Pride and Prejudice

A week or two ago—how quickly it disappears in the rearview mirror!—my family went on vacation to Provincetown, the gorgeous seaside town at the at the tip of Cape Cod. Formerly a whaling town, Ptown has for the last century been an arts colony and LGBT haven, which suits my primary interests. After many years of vacationing there, I have my favorite galleries, gardens, beaches, shops, and perches, like everyone else. 

Ptown has specialty weeks, formal or informal, targeted to various demographics. On the LGBT side, there’s carnival for the insanely creative dress-up and party crowd; bear week for hairy and hefty men and the men who love them; women’s week for the ladies who aren’t baby dykes any more; and family pride week, when the beaches and streets are packed with two-mom and two-dad families.

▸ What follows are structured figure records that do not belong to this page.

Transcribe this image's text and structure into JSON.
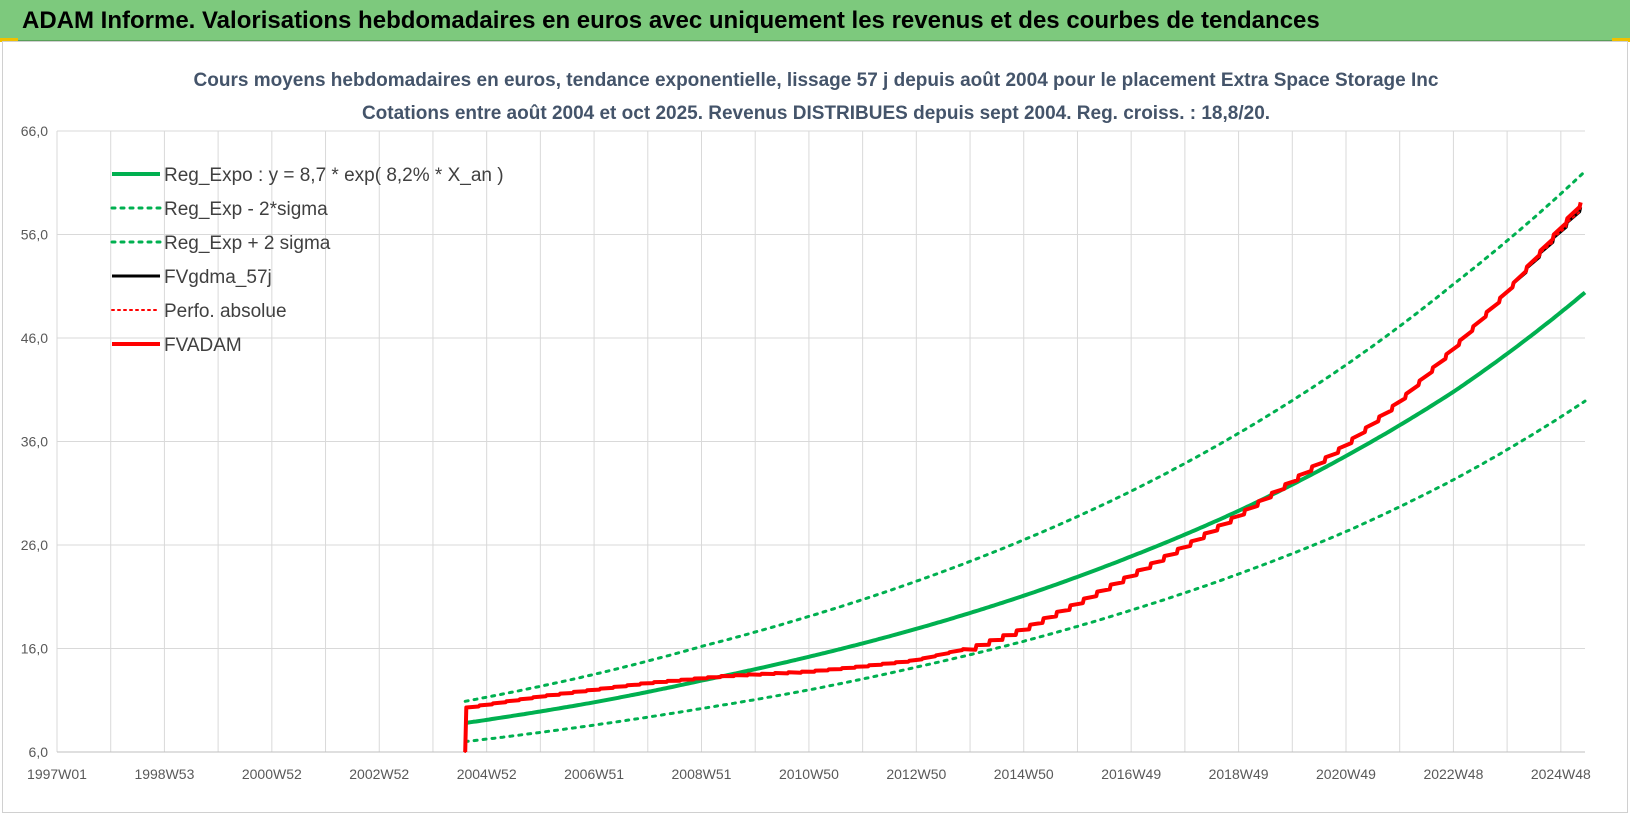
{
  "header": {
    "title": "ADAM Informe. Valorisations hebdomadaires en euros avec uniquement les revenus et des courbes de tendances"
  },
  "colors": {
    "header_bg": "#7dc97d",
    "green": "#00b050",
    "red": "#ff0000",
    "black": "#000000",
    "grid": "#d9d9d9"
  },
  "chart_data": {
    "type": "line",
    "title_lines": [
      "Cours moyens hebdomadaires en euros, tendance exponentielle, lissage 57 j depuis août 2004 pour le placement Extra Space Storage Inc",
      "Cotations entre août 2004 et oct 2025. Revenus DISTRIBUES depuis sept 2004. Reg. croiss. : 18,8/20."
    ],
    "x_ticks": [
      "1997W01",
      "1998W53",
      "2000W52",
      "2002W52",
      "2004W52",
      "2006W51",
      "2008W51",
      "2010W50",
      "2012W50",
      "2014W50",
      "2016W49",
      "2018W49",
      "2020W49",
      "2022W48",
      "2024W48"
    ],
    "x_tick_years": [
      1997.0,
      1999.0,
      2001.0,
      2003.0,
      2005.0,
      2007.0,
      2009.0,
      2011.0,
      2013.0,
      2015.0,
      2017.0,
      2019.0,
      2021.0,
      2023.0,
      2025.0
    ],
    "xlim": [
      1997.0,
      2025.45
    ],
    "ylim": [
      6.0,
      66.0
    ],
    "y_ticks": [
      "6,0",
      "16,0",
      "26,0",
      "36,0",
      "46,0",
      "56,0",
      "66,0"
    ],
    "y_tick_values": [
      6,
      16,
      26,
      36,
      46,
      56,
      66
    ],
    "grid": true,
    "legend_position": "top-left",
    "legend": [
      {
        "label": "Reg_Expo : y = 8,7 * exp( 8,2% *  X_an )",
        "color": "#00b050",
        "style": "solid",
        "width": 4
      },
      {
        "label": "Reg_Exp - 2*sigma",
        "color": "#00b050",
        "style": "dotted",
        "width": 3
      },
      {
        "label": "Reg_Exp + 2 sigma",
        "color": "#00b050",
        "style": "dotted",
        "width": 3
      },
      {
        "label": "FVgdma_57j",
        "color": "#000000",
        "style": "solid",
        "width": 3
      },
      {
        "label": "Perfo. absolue",
        "color": "#ff0000",
        "style": "dotted",
        "width": 2
      },
      {
        "label": "FVADAM",
        "color": "#ff0000",
        "style": "solid",
        "width": 4
      }
    ],
    "series": [
      {
        "name": "Reg_Expo : y = 8,7 * exp( 8,2% *  X_an )",
        "x": [
          2004.6,
          2007,
          2009,
          2011,
          2013,
          2015,
          2017,
          2019,
          2021,
          2023,
          2025.45
        ],
        "y": [
          8.8,
          10.8,
          12.9,
          15.2,
          17.9,
          21.1,
          24.9,
          29.3,
          34.6,
          40.8,
          50.4
        ]
      },
      {
        "name": "Reg_Exp - 2*sigma",
        "x": [
          2004.6,
          2007,
          2009,
          2011,
          2013,
          2015,
          2017,
          2019,
          2021,
          2023,
          2025.45
        ],
        "y": [
          7.0,
          8.6,
          10.2,
          12.0,
          14.2,
          16.7,
          19.7,
          23.2,
          27.3,
          32.3,
          39.9
        ]
      },
      {
        "name": "Reg_Exp + 2 sigma",
        "x": [
          2004.6,
          2007,
          2009,
          2011,
          2013,
          2015,
          2017,
          2019,
          2021,
          2023,
          2025.45
        ],
        "y": [
          10.9,
          13.5,
          16.2,
          19.1,
          22.5,
          26.5,
          31.2,
          36.8,
          43.4,
          51.2,
          62.1
        ]
      },
      {
        "name": "FVgdma_57j",
        "x": [
          2004.6,
          2004.62,
          2006,
          2008,
          2009.5,
          2011,
          2012,
          2013,
          2014,
          2015,
          2016,
          2017,
          2018,
          2019,
          2020,
          2021,
          2022,
          2023,
          2024,
          2025.45
        ],
        "y": [
          6.0,
          10.3,
          11.4,
          12.7,
          13.4,
          13.8,
          14.3,
          14.9,
          16.1,
          18.0,
          20.5,
          23.2,
          26.0,
          29.0,
          32.3,
          35.8,
          40.0,
          45.1,
          50.6,
          59.1
        ]
      },
      {
        "name": "Perfo. absolue",
        "x": [
          2004.6,
          2004.62,
          2006,
          2008,
          2009.5,
          2011,
          2012,
          2013,
          2014,
          2015,
          2016,
          2017,
          2018,
          2019,
          2020,
          2021,
          2022,
          2023,
          2024,
          2025.45
        ],
        "y": [
          6.0,
          10.3,
          11.4,
          12.7,
          13.4,
          13.8,
          14.3,
          14.9,
          16.1,
          18.0,
          20.5,
          23.2,
          26.0,
          29.0,
          32.3,
          35.8,
          40.0,
          45.1,
          50.6,
          59.1
        ]
      },
      {
        "name": "FVADAM",
        "x": [
          2004.6,
          2004.62,
          2006,
          2008,
          2009.5,
          2011,
          2012,
          2013,
          2014,
          2015,
          2016,
          2017,
          2018,
          2019,
          2020,
          2021,
          2022,
          2023,
          2024,
          2025.45
        ],
        "y": [
          6.0,
          10.3,
          11.4,
          12.7,
          13.4,
          13.8,
          14.3,
          14.9,
          16.1,
          18.0,
          20.5,
          23.2,
          26.0,
          29.0,
          32.3,
          35.8,
          40.0,
          45.1,
          50.6,
          59.6
        ]
      }
    ]
  }
}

Guess which week we went? About a decade ago, when family week was in its infancy, I ended up talking with a young woman in her twenties who’d grown up with two moms before the “gayby boom” took hold. (Her biological mom had come out and left her father; she'd grown up with two female parents, rarely seeing him.) She told me when she first looked out on the beaches swarming with kids, she had nearly gasped with jealousy: She and her brother had been the only kids they’d seen there for so many years! But the jealousy passed quickly into happiness for the next generation of kids who wouldn’t be marooned among the adults—they had plenty of other kids to play with, kids with families like theirs.  

That’s how it was for our nine-year-old. In the group of beachfront condos where we stay, there were several other two-mom families and their kids. Our kids immediately took up playing together, as if they’d seen each other just a week ago instead of three years ago. They ran in and out of each other’s places, played catch on the deck, built sand tunnels and collected rocks and shells, and squealed while swimming away from a vicious “shark” (um, that would be me). We didn’t mess with any of the formal Family Week activities. It was just wonderful to have one gorgeous, sun-soaked week of not being the minority—of being ordinary for a change. And I’m so glad we could give the kids a week where every other family is like theirs.